Bu yazı dizisinin “giriş” niteliğindeki birinci bölümü, konunun değil ama yöntemin anlaşılabilmesi bakımından yararlı oldu.
Ancak böyle bir çalışmada olmaması gereken durumlarla da karşılaşıldı.
Aynı durumun bundan sonra olmaması için katılımcılardan şu hususlara özen göstermelerini rica ediyorum:
- Lütfen konuyla bağlantısız şeyler yazmayınız. Silinecek, emeğiniz boşa gitmiş olacaktır.
- Lütfen anlamsız sözler etmeyiniz. yazdıklarınızı bir kez kendiniz okuyup, anlaşılır olup olmadığına bakınız.

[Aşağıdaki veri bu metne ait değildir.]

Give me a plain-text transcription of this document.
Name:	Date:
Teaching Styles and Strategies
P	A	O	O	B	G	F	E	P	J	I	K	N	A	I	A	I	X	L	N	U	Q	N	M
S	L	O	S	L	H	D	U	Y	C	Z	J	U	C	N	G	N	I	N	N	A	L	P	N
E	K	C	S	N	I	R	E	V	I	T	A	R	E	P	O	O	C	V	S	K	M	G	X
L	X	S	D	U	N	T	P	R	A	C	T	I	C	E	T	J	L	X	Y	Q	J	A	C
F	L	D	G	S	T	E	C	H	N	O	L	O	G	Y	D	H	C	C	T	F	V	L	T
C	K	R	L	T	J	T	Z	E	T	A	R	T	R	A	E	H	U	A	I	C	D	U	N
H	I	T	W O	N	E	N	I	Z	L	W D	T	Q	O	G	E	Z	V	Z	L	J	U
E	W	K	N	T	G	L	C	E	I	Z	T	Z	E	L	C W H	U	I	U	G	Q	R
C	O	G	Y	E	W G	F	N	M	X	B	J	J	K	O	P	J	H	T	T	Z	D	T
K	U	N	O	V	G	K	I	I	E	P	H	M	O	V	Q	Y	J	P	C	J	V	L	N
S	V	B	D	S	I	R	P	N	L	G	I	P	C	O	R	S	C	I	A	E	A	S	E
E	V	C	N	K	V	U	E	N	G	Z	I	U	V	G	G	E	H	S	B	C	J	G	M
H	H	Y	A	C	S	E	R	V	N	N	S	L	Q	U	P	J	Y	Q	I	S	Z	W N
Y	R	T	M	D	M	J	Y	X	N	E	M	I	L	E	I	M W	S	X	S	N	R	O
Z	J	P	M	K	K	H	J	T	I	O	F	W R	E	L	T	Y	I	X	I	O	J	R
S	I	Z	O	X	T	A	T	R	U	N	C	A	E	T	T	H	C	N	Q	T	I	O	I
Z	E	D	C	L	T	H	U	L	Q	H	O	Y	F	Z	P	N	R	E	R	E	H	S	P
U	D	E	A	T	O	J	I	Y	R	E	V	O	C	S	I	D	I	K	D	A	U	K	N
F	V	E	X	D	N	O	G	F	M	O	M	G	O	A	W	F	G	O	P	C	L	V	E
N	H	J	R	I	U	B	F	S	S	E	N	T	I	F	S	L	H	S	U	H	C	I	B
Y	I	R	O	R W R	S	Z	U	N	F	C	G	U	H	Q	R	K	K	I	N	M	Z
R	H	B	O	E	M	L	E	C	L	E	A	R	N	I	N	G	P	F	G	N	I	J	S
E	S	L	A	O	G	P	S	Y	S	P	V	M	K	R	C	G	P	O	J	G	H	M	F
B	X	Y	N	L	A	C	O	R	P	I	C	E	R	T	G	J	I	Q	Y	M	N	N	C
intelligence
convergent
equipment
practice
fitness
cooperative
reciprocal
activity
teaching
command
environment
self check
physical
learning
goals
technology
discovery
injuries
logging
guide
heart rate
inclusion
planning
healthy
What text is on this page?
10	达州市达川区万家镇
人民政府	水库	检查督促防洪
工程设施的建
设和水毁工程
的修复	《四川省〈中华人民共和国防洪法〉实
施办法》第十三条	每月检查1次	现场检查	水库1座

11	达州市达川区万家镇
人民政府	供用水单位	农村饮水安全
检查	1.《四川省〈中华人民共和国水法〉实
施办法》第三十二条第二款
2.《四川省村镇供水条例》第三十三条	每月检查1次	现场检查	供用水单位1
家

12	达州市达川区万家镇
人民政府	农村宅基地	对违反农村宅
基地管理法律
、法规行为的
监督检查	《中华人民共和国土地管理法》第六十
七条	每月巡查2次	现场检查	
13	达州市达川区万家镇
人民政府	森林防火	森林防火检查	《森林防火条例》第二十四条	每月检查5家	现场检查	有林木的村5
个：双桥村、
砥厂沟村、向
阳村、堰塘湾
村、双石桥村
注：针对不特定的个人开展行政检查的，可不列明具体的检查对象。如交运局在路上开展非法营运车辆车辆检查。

Türk dili kurallarına özen gösteriniz. Bunları yapmazsanız, incelenen konunun bütünlüğünün korunabilmesi için yazınızın silinmesi zorunluluğu doğacaktır.
- Lütfen diğer katılımcılarla diyalog kurmayınız. Herhangi bir katılımcıya mektup yazar gibi doğrudan hitap etmeyiniz. Yazdığınız yazı sadece bu forum üyelerine değil, dışarıdan yani foruma üye olmayan tüm izleyiciler tarafından okunacaktır. Diyalog kurarsanız, bunun giderilmesi için hayli uğraşmak gerekmektedir.
- Bilmediğiniz konularda sırf bir şey yazmış olmak için görüş üretip kendinizi küçültmeyiniz. Hele saçma sapan lakırdılar etmeyiniz. Bu konu ciddi bir konudur; hafife almayınız. Bunları yaparsanız, biliniz ki yazınız silinecektir.
Bu uyarılardan sonra çalışmamızın aslına geçebiliriz.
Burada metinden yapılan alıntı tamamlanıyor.